Sikapi Polemik RUU Omnibus Law, Akademisi Kalimantan Utara Sebut Masih Butuh Masukan dan Kajian
Dekan Fakultas Hukum Universitas Borneo Tarakan (UBT), Yahya Ahmad Zein, mengatakan omnibus law pada dasarnya merupakan tradisi hukum di Eropa.
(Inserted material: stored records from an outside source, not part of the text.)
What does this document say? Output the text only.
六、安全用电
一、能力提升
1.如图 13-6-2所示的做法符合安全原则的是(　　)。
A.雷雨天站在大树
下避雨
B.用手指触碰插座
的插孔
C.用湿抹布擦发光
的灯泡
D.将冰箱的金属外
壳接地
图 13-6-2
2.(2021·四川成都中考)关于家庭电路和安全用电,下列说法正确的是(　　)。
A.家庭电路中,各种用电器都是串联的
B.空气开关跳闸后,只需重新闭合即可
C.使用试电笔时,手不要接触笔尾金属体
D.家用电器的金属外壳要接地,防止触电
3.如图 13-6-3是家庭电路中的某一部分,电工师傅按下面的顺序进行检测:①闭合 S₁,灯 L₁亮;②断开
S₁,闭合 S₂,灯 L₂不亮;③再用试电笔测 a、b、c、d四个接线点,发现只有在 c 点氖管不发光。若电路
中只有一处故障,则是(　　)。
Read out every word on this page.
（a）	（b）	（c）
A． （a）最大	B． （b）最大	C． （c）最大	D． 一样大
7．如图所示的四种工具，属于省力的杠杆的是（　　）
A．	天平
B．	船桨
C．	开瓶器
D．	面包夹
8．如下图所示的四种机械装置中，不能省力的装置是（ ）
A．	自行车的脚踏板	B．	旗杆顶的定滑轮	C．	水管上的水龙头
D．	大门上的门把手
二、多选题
Penulis: Amiruddin | Editor: Mathias Masan Ola
TRIBUNKALTIM.CO, TANJUNG SELOR - Dekan Fakultas Hukum Universitas Borneo Tarakan (UBT), Yahya Ahmad Zein, mengatakan omnibus law pada dasarnya merupakan tradisi hukum di Eropa.
Konsep omnibus law satu kesatuan undang-undang, yang di dalamnya mengatur banyak undang-undang berbeda.
Hal itu disampaikan Yahya Ahmad Zein, menanggapi polemik Rancangan Undang-Undang (RUU) Omnibus Law, yang marak diperbincangkan.
"Sebetulnya sejarah lahirnya omnibus law, ini upaya mempermudah pemahaman terhadap satu undang-undang.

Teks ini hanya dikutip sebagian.